This year I gave a talk titled “More than You Thought You
Wanted to Know about Black-capped Chickadees” for the huge northwestern Ohio
birding festival called The Biggest Week in American Birding. I talk about
chickadees a lot, but had never given a major program entirely about them before. I’ve
amassed lots of cool chickadee facts over the years, but wanted to have some
exciting new information as well. In googling to get some interesting
statistics, I came across a fascinating entry in David Sibley’s blog. He’s the
one who wrote and illustrated the wonderfully comprehensive Sibley Guide to Birds—both the huge
field guide and the extraordinarily useful cell phone app that includes all the
information from the field guide and more.
In his blog, David occasionally
posts mystery sounds, and in the blog post I found, he used this sound.
He explained on his blog:
I made this recording when I had
the bird in my hand (after catching it as part of a regular bird-banding
operation) and held a microphone against its back to record the sound. This is
the heartbeat of a Black-capped Chickadee.
I saved the sound into my own computer, and opened it in
Adobe Audition, where I could expand and count each beat on the waveform. David
Sibley’s recording lasted a bit longer than 8 seconds. I counted 74 beats over one
representative 5-second period, and 118 beats over exactly 8 seconds, which both
calculated out to about 888 beats per minute. There were several “double beats”
recorded—I counted each as a single beat, so if they were really separate
beats, the result was closer to a thousand beats per minute. Imagine that!
In 1968, a researcher named Calder found that a Black-capped
Chickadee at rest had a heart rate of about 480 beats per minute, and in 1941,
another researcher, Odum, got 522 beats per minute at rest—he estimated that
it must double during activity. David’s chickadee was under the stress of being
handled, so the 888 beats per minute for that bird is quite consistent with
those earlier results.
It wasn’t until after my program that I got a different kind
of hearty news on the chickadee front. Back in the winter of 2013-2014, I
noticed that one of the chickadees coming to my feeder had an overgrown,
deformed upper bill. The bill tip eventually fell off, but not before the
neighborhood chickadees had paired off for the season, and that one didn’t get
a mate.
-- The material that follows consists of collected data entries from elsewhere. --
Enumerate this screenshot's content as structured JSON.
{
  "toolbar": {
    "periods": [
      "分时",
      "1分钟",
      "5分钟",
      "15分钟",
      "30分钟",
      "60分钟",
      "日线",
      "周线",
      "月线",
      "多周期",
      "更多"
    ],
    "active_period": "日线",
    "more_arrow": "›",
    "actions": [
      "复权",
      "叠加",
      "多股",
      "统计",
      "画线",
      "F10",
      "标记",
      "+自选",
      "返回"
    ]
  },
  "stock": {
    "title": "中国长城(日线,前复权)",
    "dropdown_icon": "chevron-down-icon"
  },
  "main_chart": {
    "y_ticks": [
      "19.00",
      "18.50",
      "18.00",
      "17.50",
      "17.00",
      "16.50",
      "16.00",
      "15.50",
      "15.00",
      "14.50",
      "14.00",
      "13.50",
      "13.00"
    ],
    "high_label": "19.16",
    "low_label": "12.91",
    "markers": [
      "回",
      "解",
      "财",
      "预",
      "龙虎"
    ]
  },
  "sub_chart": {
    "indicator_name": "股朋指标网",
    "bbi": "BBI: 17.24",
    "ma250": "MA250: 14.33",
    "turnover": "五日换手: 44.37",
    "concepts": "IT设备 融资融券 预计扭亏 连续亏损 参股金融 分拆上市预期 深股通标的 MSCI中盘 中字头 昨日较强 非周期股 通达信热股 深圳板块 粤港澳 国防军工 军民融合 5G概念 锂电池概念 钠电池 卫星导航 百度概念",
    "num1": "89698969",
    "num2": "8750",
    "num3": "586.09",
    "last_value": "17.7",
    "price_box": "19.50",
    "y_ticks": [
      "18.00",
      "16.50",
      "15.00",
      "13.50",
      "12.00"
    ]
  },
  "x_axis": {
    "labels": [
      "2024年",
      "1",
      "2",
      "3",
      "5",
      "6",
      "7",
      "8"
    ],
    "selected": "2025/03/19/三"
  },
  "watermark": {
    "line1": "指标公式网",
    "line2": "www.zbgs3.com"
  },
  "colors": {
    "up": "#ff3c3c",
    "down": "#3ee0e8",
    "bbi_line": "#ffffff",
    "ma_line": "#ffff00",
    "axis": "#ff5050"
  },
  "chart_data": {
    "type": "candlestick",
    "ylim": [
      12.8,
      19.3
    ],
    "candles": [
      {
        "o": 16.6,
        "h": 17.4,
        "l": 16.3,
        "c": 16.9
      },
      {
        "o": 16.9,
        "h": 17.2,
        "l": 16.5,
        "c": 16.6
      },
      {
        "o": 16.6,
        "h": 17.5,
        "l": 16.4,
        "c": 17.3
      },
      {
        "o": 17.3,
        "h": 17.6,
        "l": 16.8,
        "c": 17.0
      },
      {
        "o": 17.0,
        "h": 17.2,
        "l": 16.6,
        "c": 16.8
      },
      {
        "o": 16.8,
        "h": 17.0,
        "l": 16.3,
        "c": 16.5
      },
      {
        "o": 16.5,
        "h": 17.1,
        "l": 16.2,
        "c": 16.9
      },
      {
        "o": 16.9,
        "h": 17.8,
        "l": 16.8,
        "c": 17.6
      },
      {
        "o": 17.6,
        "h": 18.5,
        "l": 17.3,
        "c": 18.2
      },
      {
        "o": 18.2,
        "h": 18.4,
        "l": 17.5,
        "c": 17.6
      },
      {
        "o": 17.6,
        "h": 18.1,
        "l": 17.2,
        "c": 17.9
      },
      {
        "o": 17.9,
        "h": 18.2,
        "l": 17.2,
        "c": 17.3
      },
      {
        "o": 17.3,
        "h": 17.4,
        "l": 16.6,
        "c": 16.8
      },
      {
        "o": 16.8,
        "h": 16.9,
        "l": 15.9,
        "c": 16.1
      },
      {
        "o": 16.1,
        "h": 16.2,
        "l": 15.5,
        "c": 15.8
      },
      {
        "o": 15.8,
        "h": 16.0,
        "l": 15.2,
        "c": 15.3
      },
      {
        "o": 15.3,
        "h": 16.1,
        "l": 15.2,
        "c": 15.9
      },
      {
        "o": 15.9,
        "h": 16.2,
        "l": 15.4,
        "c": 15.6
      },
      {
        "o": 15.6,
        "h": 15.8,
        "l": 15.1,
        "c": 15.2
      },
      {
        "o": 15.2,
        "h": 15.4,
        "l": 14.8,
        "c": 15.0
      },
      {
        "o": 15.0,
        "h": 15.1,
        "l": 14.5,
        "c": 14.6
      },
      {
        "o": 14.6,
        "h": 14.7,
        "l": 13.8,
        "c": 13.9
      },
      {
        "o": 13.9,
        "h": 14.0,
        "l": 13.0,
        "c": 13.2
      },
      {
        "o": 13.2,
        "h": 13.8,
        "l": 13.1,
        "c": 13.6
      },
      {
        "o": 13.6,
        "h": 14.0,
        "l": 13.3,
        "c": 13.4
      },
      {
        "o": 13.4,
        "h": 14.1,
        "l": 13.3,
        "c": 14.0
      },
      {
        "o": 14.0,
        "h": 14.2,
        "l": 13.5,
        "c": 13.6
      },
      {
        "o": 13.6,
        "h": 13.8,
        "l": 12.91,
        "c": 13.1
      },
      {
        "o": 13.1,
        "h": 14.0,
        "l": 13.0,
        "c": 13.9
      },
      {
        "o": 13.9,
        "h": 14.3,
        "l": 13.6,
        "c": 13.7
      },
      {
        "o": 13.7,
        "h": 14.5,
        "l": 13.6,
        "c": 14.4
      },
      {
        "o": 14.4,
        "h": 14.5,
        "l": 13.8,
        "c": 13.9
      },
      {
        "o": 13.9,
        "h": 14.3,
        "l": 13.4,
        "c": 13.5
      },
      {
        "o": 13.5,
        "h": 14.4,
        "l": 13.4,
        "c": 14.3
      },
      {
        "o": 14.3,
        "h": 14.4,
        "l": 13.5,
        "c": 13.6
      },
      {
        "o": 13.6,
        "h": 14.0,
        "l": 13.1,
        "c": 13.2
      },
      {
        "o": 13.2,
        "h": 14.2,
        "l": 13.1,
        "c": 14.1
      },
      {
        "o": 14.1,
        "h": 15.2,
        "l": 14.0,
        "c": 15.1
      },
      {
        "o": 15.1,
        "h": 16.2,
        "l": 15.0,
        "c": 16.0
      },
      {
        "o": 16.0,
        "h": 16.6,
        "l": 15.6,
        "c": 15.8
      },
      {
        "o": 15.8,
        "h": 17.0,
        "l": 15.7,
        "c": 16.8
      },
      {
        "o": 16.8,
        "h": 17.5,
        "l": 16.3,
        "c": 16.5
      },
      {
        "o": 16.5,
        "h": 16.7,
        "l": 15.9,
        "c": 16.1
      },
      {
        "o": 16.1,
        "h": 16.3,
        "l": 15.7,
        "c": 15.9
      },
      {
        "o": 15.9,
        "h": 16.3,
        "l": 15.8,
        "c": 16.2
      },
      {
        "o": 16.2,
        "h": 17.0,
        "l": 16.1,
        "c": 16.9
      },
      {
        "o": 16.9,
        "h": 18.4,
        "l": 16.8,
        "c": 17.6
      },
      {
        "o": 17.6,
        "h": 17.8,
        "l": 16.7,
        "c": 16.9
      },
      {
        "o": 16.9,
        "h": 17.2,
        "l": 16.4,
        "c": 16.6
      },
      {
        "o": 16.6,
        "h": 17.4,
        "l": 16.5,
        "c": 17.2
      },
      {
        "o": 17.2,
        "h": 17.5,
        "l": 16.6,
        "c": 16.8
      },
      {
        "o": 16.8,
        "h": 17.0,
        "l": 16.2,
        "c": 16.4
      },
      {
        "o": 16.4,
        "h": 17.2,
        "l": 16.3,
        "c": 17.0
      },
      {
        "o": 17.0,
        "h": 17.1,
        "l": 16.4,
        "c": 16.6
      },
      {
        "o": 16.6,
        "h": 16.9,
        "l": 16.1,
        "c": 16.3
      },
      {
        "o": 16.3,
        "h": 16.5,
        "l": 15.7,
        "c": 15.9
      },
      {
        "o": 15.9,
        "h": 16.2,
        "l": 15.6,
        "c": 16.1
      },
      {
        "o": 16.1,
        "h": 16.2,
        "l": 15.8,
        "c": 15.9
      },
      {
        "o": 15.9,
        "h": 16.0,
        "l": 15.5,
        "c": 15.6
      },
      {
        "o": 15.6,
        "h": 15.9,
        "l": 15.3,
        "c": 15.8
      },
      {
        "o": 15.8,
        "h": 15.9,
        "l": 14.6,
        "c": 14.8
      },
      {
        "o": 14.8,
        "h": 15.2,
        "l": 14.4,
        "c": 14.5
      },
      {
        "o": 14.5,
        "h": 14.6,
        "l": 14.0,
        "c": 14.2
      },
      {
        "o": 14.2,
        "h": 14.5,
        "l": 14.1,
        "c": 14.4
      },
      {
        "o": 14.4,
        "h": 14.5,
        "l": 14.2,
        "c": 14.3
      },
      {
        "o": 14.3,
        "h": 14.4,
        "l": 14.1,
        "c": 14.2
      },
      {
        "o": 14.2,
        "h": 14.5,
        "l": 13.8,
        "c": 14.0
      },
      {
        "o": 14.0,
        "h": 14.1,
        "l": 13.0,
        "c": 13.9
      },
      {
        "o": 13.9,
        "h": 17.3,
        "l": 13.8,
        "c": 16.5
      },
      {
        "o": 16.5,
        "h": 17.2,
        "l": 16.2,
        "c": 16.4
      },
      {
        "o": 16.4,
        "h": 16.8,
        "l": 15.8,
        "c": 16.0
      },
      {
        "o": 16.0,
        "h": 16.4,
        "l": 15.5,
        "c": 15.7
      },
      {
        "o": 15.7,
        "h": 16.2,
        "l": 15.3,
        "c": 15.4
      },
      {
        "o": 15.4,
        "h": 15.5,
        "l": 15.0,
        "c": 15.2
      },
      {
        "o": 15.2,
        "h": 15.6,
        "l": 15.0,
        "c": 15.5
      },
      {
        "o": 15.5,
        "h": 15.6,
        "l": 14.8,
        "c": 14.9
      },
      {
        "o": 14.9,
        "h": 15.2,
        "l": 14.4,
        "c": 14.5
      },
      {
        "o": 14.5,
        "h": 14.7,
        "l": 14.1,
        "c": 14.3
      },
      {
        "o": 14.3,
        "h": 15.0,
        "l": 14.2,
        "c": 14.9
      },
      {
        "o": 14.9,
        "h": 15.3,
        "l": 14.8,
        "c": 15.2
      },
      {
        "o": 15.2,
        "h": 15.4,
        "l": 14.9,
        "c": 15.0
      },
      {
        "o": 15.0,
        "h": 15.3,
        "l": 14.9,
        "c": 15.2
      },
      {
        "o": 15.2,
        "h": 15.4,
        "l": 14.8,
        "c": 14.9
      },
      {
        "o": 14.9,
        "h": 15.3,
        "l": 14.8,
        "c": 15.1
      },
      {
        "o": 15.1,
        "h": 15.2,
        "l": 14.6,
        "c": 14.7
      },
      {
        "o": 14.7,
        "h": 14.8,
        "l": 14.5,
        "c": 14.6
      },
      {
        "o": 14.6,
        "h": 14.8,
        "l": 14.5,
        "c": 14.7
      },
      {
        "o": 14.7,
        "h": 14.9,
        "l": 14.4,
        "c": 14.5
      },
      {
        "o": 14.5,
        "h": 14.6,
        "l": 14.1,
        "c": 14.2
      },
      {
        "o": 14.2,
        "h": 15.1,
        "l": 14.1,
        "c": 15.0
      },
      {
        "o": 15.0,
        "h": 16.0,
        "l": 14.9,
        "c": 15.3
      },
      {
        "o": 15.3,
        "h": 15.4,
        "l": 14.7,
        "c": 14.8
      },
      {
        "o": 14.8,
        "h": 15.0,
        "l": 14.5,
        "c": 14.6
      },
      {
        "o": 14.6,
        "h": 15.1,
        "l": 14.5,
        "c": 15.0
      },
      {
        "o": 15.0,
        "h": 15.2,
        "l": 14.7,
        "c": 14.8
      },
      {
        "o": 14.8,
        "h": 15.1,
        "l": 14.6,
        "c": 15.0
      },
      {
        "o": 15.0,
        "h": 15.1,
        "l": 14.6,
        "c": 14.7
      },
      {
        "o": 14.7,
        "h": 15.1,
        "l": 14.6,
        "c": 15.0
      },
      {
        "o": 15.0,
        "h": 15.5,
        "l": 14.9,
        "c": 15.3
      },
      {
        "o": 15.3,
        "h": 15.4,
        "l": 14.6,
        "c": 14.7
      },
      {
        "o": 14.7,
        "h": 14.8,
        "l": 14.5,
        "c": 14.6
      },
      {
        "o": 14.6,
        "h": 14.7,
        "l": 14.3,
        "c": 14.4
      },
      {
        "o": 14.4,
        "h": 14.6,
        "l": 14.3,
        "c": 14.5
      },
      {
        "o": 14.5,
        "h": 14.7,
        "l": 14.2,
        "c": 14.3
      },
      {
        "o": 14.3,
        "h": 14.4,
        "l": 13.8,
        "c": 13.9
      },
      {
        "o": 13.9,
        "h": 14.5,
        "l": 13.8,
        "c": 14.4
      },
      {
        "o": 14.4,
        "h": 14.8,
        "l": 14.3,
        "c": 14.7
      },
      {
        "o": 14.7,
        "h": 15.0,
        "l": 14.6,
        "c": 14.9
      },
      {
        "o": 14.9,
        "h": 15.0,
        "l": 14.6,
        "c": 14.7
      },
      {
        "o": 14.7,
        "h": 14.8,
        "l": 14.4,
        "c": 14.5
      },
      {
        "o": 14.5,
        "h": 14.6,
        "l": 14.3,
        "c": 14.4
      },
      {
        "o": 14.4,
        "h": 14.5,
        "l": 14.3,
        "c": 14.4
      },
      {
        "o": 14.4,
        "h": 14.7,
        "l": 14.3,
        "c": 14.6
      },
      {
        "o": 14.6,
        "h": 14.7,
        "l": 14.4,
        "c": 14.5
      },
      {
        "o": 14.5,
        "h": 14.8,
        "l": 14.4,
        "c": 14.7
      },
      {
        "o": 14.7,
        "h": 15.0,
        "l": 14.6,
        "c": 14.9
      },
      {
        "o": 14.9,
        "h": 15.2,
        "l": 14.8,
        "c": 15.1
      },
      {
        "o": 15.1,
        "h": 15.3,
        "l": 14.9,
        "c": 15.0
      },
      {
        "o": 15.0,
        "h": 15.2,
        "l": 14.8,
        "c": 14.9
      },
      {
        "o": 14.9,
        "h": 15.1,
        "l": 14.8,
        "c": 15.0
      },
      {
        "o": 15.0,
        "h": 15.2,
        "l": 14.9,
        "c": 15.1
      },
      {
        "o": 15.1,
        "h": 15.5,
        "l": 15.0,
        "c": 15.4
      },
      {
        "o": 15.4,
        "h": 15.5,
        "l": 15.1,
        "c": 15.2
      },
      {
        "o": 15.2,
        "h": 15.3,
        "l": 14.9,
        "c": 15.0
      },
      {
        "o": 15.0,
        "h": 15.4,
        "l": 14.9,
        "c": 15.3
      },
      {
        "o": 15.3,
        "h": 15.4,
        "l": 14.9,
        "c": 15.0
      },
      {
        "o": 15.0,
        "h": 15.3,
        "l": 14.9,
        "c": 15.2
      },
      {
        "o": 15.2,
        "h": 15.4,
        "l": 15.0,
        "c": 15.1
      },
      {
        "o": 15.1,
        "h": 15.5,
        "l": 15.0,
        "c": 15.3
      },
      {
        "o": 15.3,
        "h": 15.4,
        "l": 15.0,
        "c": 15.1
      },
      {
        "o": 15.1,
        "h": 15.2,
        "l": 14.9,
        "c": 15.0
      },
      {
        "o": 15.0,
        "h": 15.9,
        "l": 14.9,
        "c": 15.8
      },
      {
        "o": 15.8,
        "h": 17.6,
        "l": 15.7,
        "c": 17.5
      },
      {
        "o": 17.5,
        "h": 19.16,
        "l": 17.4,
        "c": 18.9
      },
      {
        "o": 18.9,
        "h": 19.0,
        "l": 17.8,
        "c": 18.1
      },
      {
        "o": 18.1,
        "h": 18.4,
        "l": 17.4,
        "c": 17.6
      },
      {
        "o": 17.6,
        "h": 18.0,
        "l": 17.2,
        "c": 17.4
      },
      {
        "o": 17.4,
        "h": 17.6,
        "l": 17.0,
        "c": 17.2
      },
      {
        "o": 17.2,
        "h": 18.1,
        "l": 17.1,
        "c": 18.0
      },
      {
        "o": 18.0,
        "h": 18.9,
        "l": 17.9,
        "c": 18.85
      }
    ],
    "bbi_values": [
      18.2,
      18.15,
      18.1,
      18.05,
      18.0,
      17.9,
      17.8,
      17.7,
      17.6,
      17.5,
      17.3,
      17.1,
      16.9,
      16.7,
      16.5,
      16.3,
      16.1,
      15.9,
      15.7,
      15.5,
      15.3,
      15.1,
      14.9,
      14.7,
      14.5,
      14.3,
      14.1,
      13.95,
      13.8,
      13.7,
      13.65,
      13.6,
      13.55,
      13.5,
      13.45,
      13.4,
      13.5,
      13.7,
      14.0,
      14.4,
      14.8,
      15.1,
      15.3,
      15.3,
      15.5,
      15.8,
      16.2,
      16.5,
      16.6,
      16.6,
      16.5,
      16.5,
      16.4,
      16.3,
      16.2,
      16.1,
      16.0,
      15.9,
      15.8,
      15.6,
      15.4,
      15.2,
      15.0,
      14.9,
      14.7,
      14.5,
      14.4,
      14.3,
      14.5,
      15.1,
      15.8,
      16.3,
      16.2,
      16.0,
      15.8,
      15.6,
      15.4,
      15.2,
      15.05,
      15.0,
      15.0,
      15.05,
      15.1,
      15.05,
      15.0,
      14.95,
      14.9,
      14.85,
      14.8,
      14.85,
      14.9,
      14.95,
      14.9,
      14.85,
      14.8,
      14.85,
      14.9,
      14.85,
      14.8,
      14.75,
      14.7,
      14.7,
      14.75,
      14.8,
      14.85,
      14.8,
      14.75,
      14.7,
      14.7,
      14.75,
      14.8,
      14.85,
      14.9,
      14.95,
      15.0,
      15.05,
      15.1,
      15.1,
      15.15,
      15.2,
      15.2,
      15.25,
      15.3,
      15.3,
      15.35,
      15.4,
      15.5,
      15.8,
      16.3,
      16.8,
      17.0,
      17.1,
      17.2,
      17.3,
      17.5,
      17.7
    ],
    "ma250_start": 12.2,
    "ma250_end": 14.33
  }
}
He not only had a problem with his bill—his three front toes on his
right foot are missing. I fed him mealworms by hand throughout the winter, and
again all this winter when I’ve been in town. Fortunately, my neighbor and
friend, Jeanne Tonkin, has been feeding chickadees mealworms, too, and that
particular chickadee has been coming to her hand as well. She recently noticed
another chickadee begging from him, and on May 20, when he took mealworms from
my hand, I also got to witness him handing them over to a begging female. This
establishes both that he’s definitely a male—they’re the ones that provide food
during courtship and nesting—and that he’s successfully found a mate this year.
It warmed my heart to see this plucky little survivor doing so well.